4. Performance Considerations for Storage
Once all the required steps of data acquisition are completed, data needs to be stored on some kind of persistent storage.
In this section, some of the important performance guidelines for storing the data will be discussed. Both storage options, logical data storage (and model), and physical storage will be discussed. Note that these guidelines should be considered for all data, whether raw or final output data of some analytical functions like pre-computed aggregated data etc.
- Always consider the level of normalization or de-normalization you choose. The way you model your data has a direct impact on the performance, as well as aspects like data redundancy, disk storage capacity, and so on. For some of the scenarios like simply dumping the source feeds into a database, you may want to store the initial raw data as it is coming from source systems, for some of the scenarios, like performing some analytical calculations like aggregation etc., you may want the data to be in de-normalized forms.
- Most of the big data systems will have NoSQL databases rather than RDBMSs to store and process huge amount of data.
- Different NoSQL databases have different capabilities, some are good for faster reads, some are good for faster inserts, updates, and so on.
- Some database stores are row oriented, some are column oriented, etc.
- Evaluate these databases, based on your exact requirements (e.g., whether you need better read performance or better write) and then choose.
- Similarly each of these databases have configuration properties, which control different aspects of how these databases work. Some of these properties are level of replication, level of consistency, and so on.
- Some of these properties have direct impact on the performance of the database. Keep this in mind before finalizing any such strategy.
- Level of compaction, size of buffer pools, timeouts, and caching are some more properties of different NoSQL databases, which can impact performance.
- Sharding and partitioning are another very important functionality of these databases. The way sharding is configured can have drastic impact on the performance of the system. Choose sharding and partition keys carefully.
- Not all NoSQL databases have built-in support for different techniques like joins, sorts, aggregations, filters, indexes, and so on.
- If you need to use such features extensively, it will be best to use solutions which have these features built-in. Generally, built-in features will give better performance than any custom made solution.
- NoSQLs come with built-in compressors, codecs, and transformers. If these can be utilized to meet some of the requirements, prefer to use them. These can perform various tasks like format conversions, zipping the data, etc. This will not only make the later processing faster, but also reduce the network transfer.
- Many NoSQL databases support multiple types of file-systems to be used as their storage medium.

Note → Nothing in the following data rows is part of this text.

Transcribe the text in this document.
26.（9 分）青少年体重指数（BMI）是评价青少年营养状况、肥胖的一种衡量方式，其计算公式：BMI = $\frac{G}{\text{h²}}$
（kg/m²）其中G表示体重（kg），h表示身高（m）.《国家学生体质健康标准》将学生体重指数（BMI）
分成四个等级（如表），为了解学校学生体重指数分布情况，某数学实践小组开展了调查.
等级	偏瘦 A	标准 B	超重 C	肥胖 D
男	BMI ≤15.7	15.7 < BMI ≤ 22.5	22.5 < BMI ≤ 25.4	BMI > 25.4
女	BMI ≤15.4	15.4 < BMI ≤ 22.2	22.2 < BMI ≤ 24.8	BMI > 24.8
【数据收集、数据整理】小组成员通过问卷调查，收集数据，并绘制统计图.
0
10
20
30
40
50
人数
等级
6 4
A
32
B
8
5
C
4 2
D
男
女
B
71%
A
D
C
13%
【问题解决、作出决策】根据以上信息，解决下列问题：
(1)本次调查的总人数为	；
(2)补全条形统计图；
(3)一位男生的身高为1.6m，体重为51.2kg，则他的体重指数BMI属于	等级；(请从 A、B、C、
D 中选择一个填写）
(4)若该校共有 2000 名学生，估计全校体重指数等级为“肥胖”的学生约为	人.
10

These include local file systems, distributed file systems and even cloud based storage solution.
- Unless inter-operability is the biggest criteria, try to use a file system which is native for the NoSQL (e.g. HDFS for HBase).
- This is because, if some external file-system/format is used, you will need codecs/transformers to perform the necessary conversion while reading/writing the data. It will add another layer in the overall read/write process and will cause extra processing.
- Data models of a big data system is generally modelled on the use-cases these systems are serving. This is in stark contrast to RDMBS data modelling techniques, where the database model is designed to be a generic model, and foreign keys and table relationships are used to depict real world interactions among entities.
- At hardware level, local RAID disks may not be sufficient for a big data systems. Consider using Storage Area Network(SAN) based storage for better performance
5. Performance Considerations for Data Processing
Data Processing and analytical processing is the core of a big data system. This is where the bulk of processing like summarization, forecasting, aggregation, and other such logic is performed.
This section talks about some of the performance tips for data processing. Note that, depending upon the requirements, big data system architecture may have some components for both, real time stream processing and batch processing. This section covers all aspects of data processing without necessarily categorizing them to any particular processing model.
- Choose an appropriate data processing framework after detailed evaluation of the f/w and the requirements.
- Some frameworks are good for batch processing, while others work better for real time stream processing.
- Similarly some frameworks use in-memory model while others work on file and disk based processing.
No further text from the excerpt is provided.